Le Christ rejeté prend le caractère de Fils de l’homme, titre plus grand que celui de Messie; ses droits et son pouvoir s’étendent à l’univers entier; c’est comme tel qu’il apparaîtra au monde et aux Juifs. Dans ce jour-là, il reconnaîtra publiquement ceux qui l’auront suivi lors de son rejet et il aura honte de ceux qui auront eu honte de Lui et de ses paroles, alors qu’il était méprisé. «Car quiconque aura honte de moi et de mes paroles, le Fils de l’homme aura honte de lui quand il viendra dans sa gloire et dans celle du Père et des saints anges» (v. 26).

Il importe de juger des circonstances présentes à la lumière que donne la Parole sur l’avenir, afin de ne pas nous laisser séduire par l’apparence trompeuse des choses visibles qui ne sont que pour un temps.

Afin de fortifier la foi de ceux qui croyaient en lui, Jésus leur dit: «De ceux qui sont ici présents, il y en a quelques-uns qui ne goûteront point la mort jusqu’à ce qu’ils aient vu le royaume de Dieu» (v. 27). Jésus voulait qu’au travers de leur chemin de souffrance et de mort, les disciples eussent leur foi fortifiée par une manifestation glorieuse du royaume de Dieu, dont l’établissement sur la terre ne pouvait s’accomplir alors; c’est ce qui arriva lors de la scène de la transfiguration dont Pierre parla plus tard en disant: «Ce n’est pas en suivant des fables ingénieusement imaginées, que nous vous avons fait connaître la puissance et la venue de notre Seigneur Jésus Christ, mais comme ayant été témoins oculaires de sa majesté. Car il reçut de Dieu le Père honneur et gloire, lorsqu’une telle voix lui fut adressée par la gloire magnifique: Celui-ci est mon Fils bien-aimé, en qui j’ai trouvé mon plaisir» (2 Pierre 1:16-17).

 

La transfiguration

(v. 28-36). — Huit jours environ après avoir prononcé les paroles rapportées au v. 27, Jésus prit avec lui Pierre, Jean et Jacques, et monta sur une montagne pour prier: «Comme il priait, l’apparence de son visage devint tout autre, et son vêtement devint blanc et resplendissant comme un éclair; et voici, deux hommes, qui étaient Moïse et Élie, parlaient avec lui, lesquels, apparaissant en gloire, parlaient de sa mort qu’il allait accomplir à Jérusalem» (v. 29-31). Après avoir parlé à ses disciples de sa mort, il s’en entretient avec Moïse et Élie, glorifiés comme lui. C’était la chose importante et nécessaire à ce moment-là de l’histoire du monde et du peuple juif. Moïse avait donné la loi, bientôt violée et mise de côté par le peuple. Les prophètes, représentés par Élie, avaient constamment cherché à ramener le peuple à l’Éternel, tout en proclamant les jugements, conséquences de son impiété. Tout demeura inutile. Les prophètes annoncèrent aussi le Messie. Il vint, mais ne fut pas reçu. Que faire? Dieu restera-t-il impuissant en présence de la méchanceté de l’homme? Oui, impuissant s’il veut employer l’homme rebelle et perdu; il ne le pourra pas; l’épreuve en a été faite. Mais pour Dieu tout reposait sur la mort de son Fils bien-aimé, qui subit à la croix le jugement mérité par l’homme. Dès lors, la justice divine étant satisfaite, Dieu fut libre d’agir envers tous selon ses pensées de grâce; il n’a plus à compter avec l’homme naturel qui prend fin à la croix, mais avec Jésus qui l’a glorifié par sa mort et auquel il doit en récompense le salut du croyant et toute gloire dans le ciel et sur la terre, gloire dans laquelle il introduira ceux qui ont cru.

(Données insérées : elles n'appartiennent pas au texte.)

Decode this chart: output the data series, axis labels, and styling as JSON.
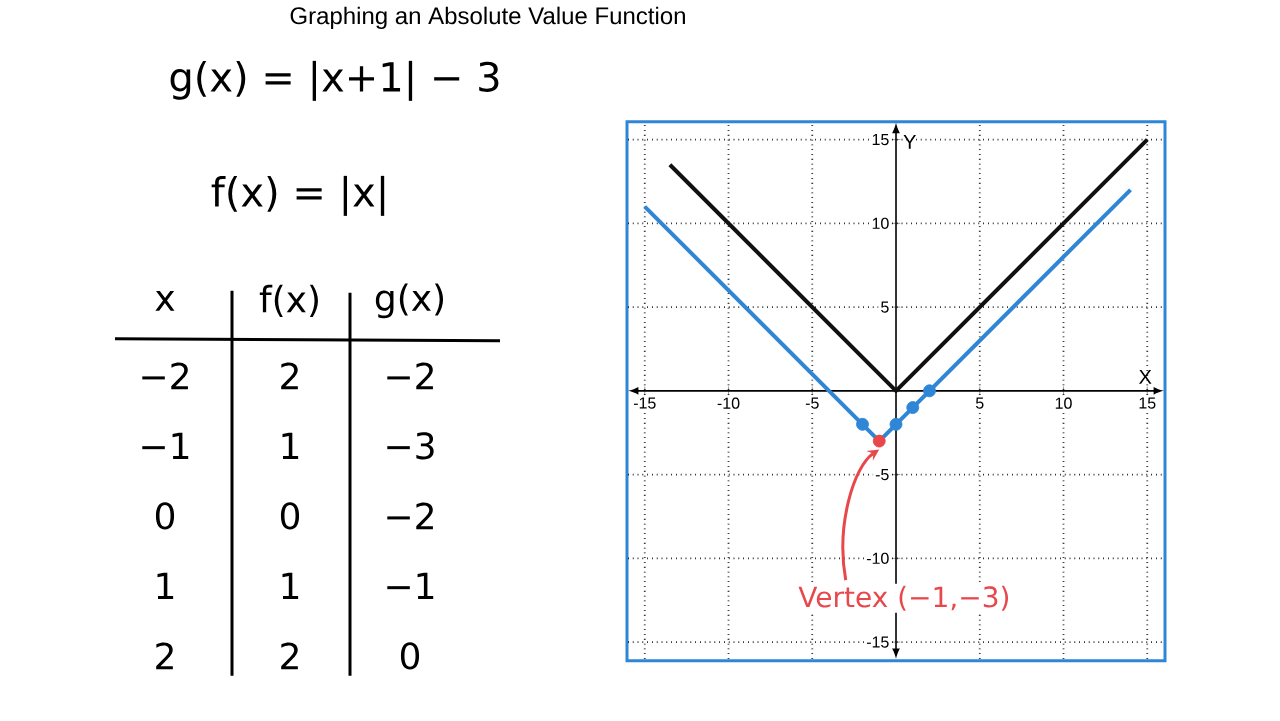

En présence de cette scène, les trois disciples étaient accablés de sommeil; en se réveillant, ils virent la gloire de Jésus et les deux hommes qui étaient avec lui. Pierre dit à Jésus: «Maître, il est bon que nous soyons ici; et faisons trois tentes: une pour toi, et une pour Moïse, et une pour Élie, ne sachant ce qu’il disait» (v. 33). Il eût été bon, sans doute, de demeurer dans la proximité de ces personnages glorieux; mais dans l’état où se trouvaient le peuple juif et le monde, ce n’était pas possible; il fallait pour cela un état de choses qui y corresponde; il fallait l’œuvre de la croix, afin que puissent venir «les temps du rétablissement de toutes choses» (Actes 3:21), c’est-à-dire le règne glorieux du Fils de l’homme.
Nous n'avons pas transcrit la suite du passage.